Consider a Simple Random Walk, $(X_n)_n≥0$, on $\mathbb{Z}$ where we have the following:
$ P_{ij} = \begin{cases} p&\text{if i = j + 1}\\ q=1-p&\text{if i = j - 1}\\ 0&\text{otherwise}\\ \end{cases} $
Suppose that $1 > p > q > 0$. We know that the process $(X_n)_{n≥0}$ is transient for all states $i ∈ Z$.
QUESTION: For state $m ∈ I$, let $H^m := inf\{n ≥ 0 : X_n = m\}$. Suppose that $m < 0$. Then show that for $m < i ∈ I$ $$h_i:= P_i(H^m < ∞) = a^{f(i,m)}$$ where $a$ is a constant and $f(i, m)$ is a function of $i$ and $m$.

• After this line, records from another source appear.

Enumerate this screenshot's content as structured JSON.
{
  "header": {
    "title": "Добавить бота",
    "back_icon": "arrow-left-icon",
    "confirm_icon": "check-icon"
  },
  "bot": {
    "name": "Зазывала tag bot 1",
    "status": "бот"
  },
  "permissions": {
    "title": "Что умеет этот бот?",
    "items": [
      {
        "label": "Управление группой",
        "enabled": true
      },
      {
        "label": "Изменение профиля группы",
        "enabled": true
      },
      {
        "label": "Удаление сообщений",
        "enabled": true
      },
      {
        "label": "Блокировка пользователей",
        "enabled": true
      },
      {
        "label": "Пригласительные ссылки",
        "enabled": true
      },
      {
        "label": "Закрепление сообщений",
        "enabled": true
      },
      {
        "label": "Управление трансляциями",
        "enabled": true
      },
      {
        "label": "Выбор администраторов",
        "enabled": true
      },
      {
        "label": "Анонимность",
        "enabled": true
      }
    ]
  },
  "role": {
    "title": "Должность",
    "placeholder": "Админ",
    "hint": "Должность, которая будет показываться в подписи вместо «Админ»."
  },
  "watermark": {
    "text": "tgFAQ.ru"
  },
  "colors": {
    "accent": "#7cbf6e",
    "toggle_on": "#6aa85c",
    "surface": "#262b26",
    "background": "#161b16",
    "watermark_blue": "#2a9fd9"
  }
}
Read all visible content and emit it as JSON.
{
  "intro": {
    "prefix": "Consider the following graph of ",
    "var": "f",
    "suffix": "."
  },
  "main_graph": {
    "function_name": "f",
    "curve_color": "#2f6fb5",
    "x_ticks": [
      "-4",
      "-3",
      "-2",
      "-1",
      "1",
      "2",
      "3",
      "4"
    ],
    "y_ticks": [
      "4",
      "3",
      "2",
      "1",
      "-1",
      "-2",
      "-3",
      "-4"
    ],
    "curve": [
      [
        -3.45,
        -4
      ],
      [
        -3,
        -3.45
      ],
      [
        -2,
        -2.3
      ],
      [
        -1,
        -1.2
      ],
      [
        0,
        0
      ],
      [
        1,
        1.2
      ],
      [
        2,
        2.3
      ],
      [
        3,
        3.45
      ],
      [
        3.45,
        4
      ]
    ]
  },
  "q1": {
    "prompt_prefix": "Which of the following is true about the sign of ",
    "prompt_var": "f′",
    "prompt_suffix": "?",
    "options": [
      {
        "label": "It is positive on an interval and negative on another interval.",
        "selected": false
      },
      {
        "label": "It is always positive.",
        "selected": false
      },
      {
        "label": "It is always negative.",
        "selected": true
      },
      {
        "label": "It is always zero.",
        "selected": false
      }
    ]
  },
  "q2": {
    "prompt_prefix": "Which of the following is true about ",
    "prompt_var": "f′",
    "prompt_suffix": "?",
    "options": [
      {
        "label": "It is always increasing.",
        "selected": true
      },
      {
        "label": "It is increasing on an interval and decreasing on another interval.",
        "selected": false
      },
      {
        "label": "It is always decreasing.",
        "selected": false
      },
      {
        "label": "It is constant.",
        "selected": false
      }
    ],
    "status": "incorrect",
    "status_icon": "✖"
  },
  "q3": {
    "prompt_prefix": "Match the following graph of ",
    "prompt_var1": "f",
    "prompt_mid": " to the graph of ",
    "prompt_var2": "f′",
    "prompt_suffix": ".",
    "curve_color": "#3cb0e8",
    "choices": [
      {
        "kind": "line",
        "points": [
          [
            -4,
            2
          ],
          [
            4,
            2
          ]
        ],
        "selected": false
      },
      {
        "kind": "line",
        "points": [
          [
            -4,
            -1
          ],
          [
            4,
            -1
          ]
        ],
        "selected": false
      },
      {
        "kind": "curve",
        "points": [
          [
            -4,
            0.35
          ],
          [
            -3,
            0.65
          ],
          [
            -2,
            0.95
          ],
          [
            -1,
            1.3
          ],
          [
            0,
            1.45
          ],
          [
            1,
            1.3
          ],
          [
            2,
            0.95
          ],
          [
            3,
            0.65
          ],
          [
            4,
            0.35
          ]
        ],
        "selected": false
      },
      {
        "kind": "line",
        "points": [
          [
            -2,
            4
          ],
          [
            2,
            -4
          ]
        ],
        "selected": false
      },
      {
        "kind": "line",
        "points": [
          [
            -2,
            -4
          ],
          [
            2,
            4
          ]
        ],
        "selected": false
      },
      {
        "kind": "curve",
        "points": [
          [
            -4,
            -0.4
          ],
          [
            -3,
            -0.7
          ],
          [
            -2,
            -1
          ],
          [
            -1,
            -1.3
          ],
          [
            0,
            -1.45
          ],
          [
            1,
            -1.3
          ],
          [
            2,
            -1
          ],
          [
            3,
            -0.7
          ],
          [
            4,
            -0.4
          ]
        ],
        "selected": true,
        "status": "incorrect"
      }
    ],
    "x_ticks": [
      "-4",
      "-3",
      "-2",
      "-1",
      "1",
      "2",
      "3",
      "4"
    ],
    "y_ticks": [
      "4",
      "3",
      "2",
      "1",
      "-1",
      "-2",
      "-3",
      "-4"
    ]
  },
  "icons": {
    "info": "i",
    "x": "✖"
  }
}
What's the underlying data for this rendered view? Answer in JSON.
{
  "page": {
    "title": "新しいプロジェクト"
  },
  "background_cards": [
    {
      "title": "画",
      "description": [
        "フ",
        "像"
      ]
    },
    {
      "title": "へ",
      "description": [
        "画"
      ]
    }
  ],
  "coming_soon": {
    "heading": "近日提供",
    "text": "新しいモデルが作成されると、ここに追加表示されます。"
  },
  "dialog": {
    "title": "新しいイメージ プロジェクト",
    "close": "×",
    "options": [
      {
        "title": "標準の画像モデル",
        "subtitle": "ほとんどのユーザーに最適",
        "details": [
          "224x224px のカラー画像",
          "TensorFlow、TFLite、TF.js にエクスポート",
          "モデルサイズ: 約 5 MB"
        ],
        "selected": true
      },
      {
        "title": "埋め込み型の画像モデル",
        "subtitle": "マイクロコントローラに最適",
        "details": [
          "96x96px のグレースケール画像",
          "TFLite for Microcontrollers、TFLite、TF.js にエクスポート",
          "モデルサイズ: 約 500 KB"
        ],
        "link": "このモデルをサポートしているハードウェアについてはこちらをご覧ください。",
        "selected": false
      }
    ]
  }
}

So far I have: I have looked around on here and through other resources and I can't find anything to help me solve this question rigorously. I have thought about this problem and as $$h_i = ph_{i+1} + qh_{i-1}. $$ This recurrence relation with assuming $h_i = \lambda^i$ produces a solution of the form $$ h_i = A + B(\frac{q}{p})^i$$
As $h_m$ is the probability of hitting state $m$ given we start at $m$, I have concluded that $h_m = 1$.
However, I am having trouble coming up with a second boundary condition to solve for A and B. Any help would be appreciated. As q < p, this is an asymmetric random walk on Z. Please note the state space is all of the integers and that $m < i$ and $m < 0$.
I believe as q < p this leads to $h_i = (\frac{q}{p})^{i-m}$ but I cannot get there.